Attempts in the preceding two decades to associate clinical lithium response with genetic variation in candidate genes involved in key signalling pathways modulated by lithium have failed to provide clinically meaningful results. As generally observed with genetic-association studies performed on small sample sizes, replication has been difficult to achieve, thus casting valid doubts on the robustness of positive published data. There is thus a critical need for larger sample sizes of bipolar patients with well-characterized lithium-response phenotypes in order to validate initial findings. Recently the field has moved forward towards achieving this goal with the emergence of large-scale international collaborative consortia. A genome-wide association study (GWAS) has been performed on more than 24,000 bipolar patients and controls (Muhleisen et al. 2014). Results have revealed a small number of hits reaching genome-wide statistical significance and, more generally, failed to validate candidate risk genes previously investigated before the era of GWAS studies. Interestingly, bipolar risk genes revealed in this recent study, such as ANK3, CACNA1C and ODZ4 genes, were also identified in previous GWAS published in the field (Cross-Disorder Group of the Psychiatric Genomics Consortium and Genetic Risk Outcome of Psychosis (GROUP) Consortium 2013; Moskvina et al. 2009; Psychiatric GWAS Consortium Bipolar Disorder Working Group 2011; Schizophrenia Psychiatric Genome-Wide Association Study (GWAS) Consortium 2011).
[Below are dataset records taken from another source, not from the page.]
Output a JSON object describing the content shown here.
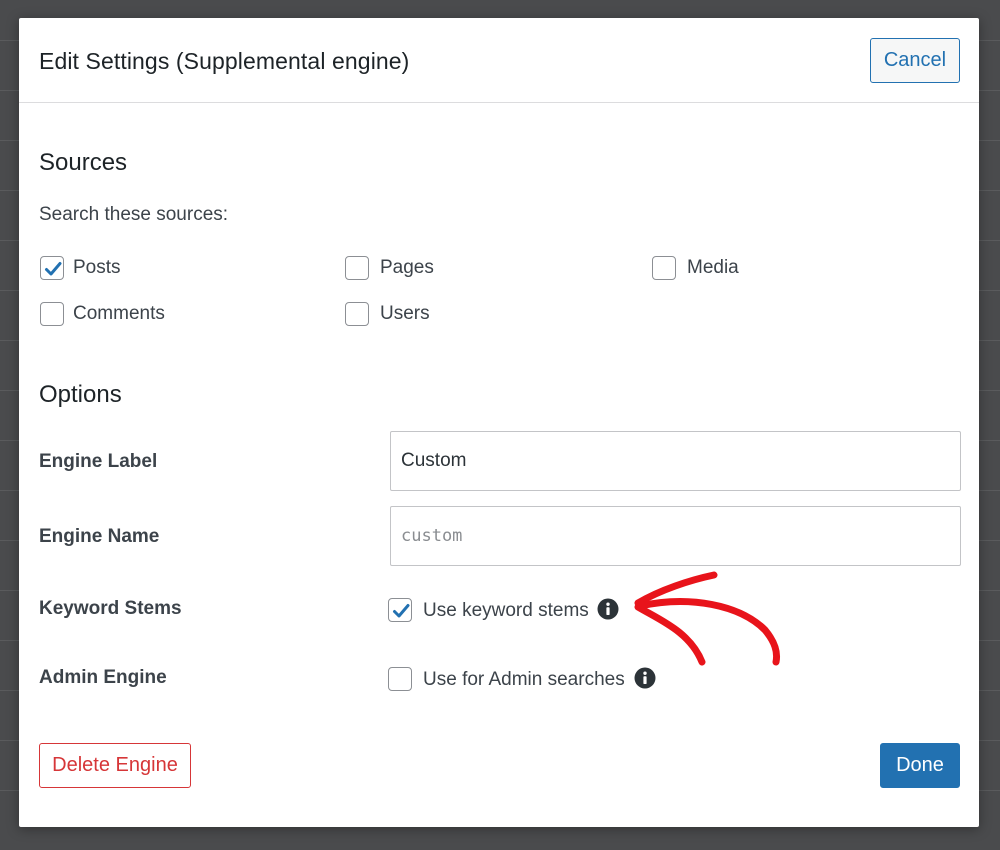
{
  "dialog": {
    "title": "Edit Settings (Supplemental engine)",
    "cancel_label": "Cancel"
  },
  "sources": {
    "heading": "Sources",
    "prompt": "Search these sources:",
    "items": [
      {
        "label": "Posts",
        "checked": true
      },
      {
        "label": "Pages",
        "checked": false
      },
      {
        "label": "Media",
        "checked": false
      },
      {
        "label": "Comments",
        "checked": false
      },
      {
        "label": "Users",
        "checked": false
      }
    ]
  },
  "options": {
    "heading": "Options",
    "engine_label": {
      "label": "Engine Label",
      "value": "Custom"
    },
    "engine_name": {
      "label": "Engine Name",
      "value": "custom"
    },
    "keyword_stems": {
      "label": "Keyword Stems",
      "option": "Use keyword stems",
      "checked": true
    },
    "admin_engine": {
      "label": "Admin Engine",
      "option": "Use for Admin searches",
      "checked": false
    }
  },
  "footer": {
    "delete_label": "Delete Engine",
    "done_label": "Done"
  },
  "colors": {
    "accent": "#2271b1",
    "danger": "#d63638",
    "annotation_arrow": "#e8141b"
  },
  "icons": {
    "checkmark": "checkmark-icon",
    "info": "info-icon",
    "annotation": "red-arrow-annotation"
  }
}
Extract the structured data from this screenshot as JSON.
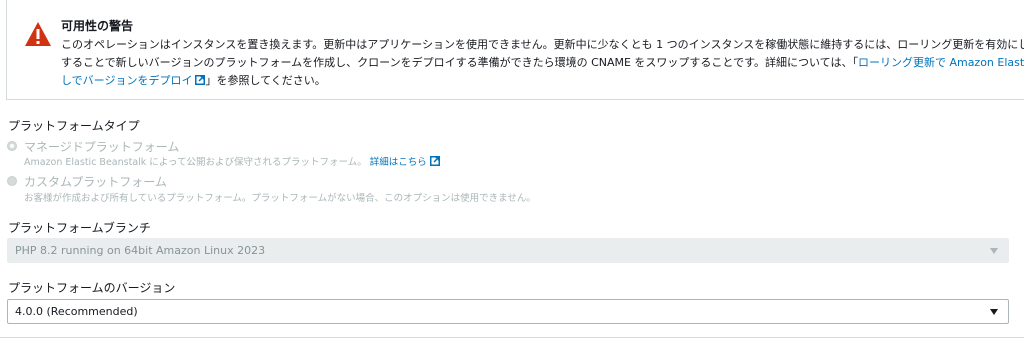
{
  "alert": {
    "title": "可用性の警告",
    "line1": "このオペレーションはインスタンスを置き換えます。更新中はアプリケーションを使用できません。更新中に少なくとも 1 つのインスタンスを稼働状態に維持するには、ローリング更新を有効にしま",
    "line2_text": "することで新しいバージョンのプラットフォームを作成し、クローンをデプロイする準備ができたら環境の CNAME をスワップすることです。詳細については、「",
    "line2_link": "ローリング更新で Amazon Elastic B",
    "line3_link": "しでバージョンをデプロイ",
    "line3_tail": "」を参照してください。",
    "icon": "warning-icon",
    "color": "#d13212"
  },
  "platform_type": {
    "label": "プラットフォームタイプ",
    "options": [
      {
        "label": "マネージドプラットフォーム",
        "desc": "Amazon Elastic Beanstalk によって公開および保守されるプラットフォーム。",
        "link": "詳細はこちら",
        "selected": true
      },
      {
        "label": "カスタムプラットフォーム",
        "desc": "お客様が作成および所有しているプラットフォーム。プラットフォームがない場合、このオプションは使用できません。",
        "selected": false
      }
    ]
  },
  "platform_branch": {
    "label": "プラットフォームブランチ",
    "value": "PHP 8.2 running on 64bit Amazon Linux 2023"
  },
  "platform_version": {
    "label": "プラットフォームのバージョン",
    "value": "4.0.0 (Recommended)"
  },
  "colors": {
    "link": "#0073bb",
    "disabled_text": "#aab7b8"
  }
}
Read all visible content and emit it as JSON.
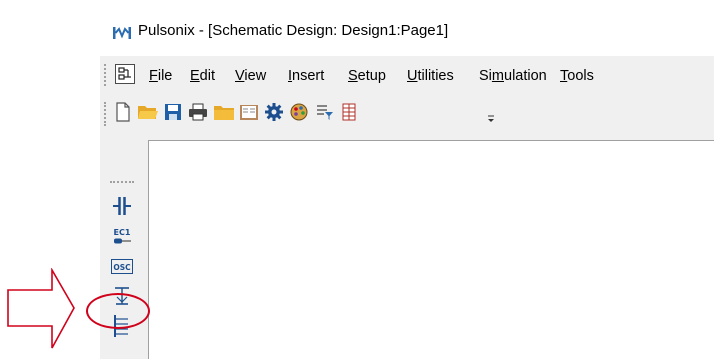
{
  "window": {
    "title": "Pulsonix - [Schematic Design: Design1:Page1]",
    "app_icon": "pulsonix-logo-icon"
  },
  "menubar": {
    "doc_icon": "document-control-icon",
    "items": [
      {
        "label": "File",
        "mnemonic": "F",
        "rest": "ile"
      },
      {
        "label": "Edit",
        "mnemonic": "E",
        "rest": "dit"
      },
      {
        "label": "View",
        "mnemonic": "V",
        "rest": "iew"
      },
      {
        "label": "Insert",
        "mnemonic": "I",
        "rest": "nsert"
      },
      {
        "label": "Setup",
        "mnemonic": "S",
        "rest": "etup"
      },
      {
        "label": "Utilities",
        "mnemonic": "U",
        "rest": "tilities"
      },
      {
        "label": "Simulation",
        "pre": "Si",
        "mnemonic": "m",
        "rest": "ulation"
      },
      {
        "label": "Tools",
        "mnemonic": "T",
        "rest": "ools"
      }
    ]
  },
  "toolbar": {
    "buttons": [
      "new-document-icon",
      "open-folder-icon",
      "save-disk-icon",
      "print-icon",
      "folder-icon",
      "book-icon",
      "settings-gear-icon",
      "color-palette-icon",
      "filter-icon",
      "library-grid-icon"
    ],
    "overflow": "toolbar-overflow-chevron-icon"
  },
  "sidebar": {
    "buttons": [
      "capacitor-icon",
      "ec1-component-icon",
      "osc-component-icon",
      "ground-symbol-icon",
      "bus-lines-icon"
    ],
    "ec1_label": "EC1",
    "osc_label": "OSC"
  },
  "annotations": {
    "arrow_color": "#d0021b",
    "highlight_target": "ground-symbol-icon"
  }
}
With the aim of moving on to large-scale GWAS approaches, an international Consortium of Lithium Genetics (www.​ConLiGen.​org) emerged in 2009, enabling the collection of a sample size of more than 3,000 bipolar patients under lithium therapy and well characterized for their response to lithium (Manchia et al. 2013; Schulze et al. 2010). Given that variability in definitions of lithium response is an important confounding factor in pharmacogenetic studies, bipolar patients in the ConLiGen consortium are assessed using common quantitative scales, such as the Alda scale (Manchia et al. 2013).

In conclusion, there is hope that GWAS performed on larger sample sizes will help to determine whether some of the positive findings that have emerged using candidate-gene approaches can be replicated and whether novel targets can be identified. Overall, the hope is that a new generation of pharmacogenomic approaches will produce reliable and clinically meaningful genetic markers in order to predict which patients will benefit most from lithium prophylactic therapy.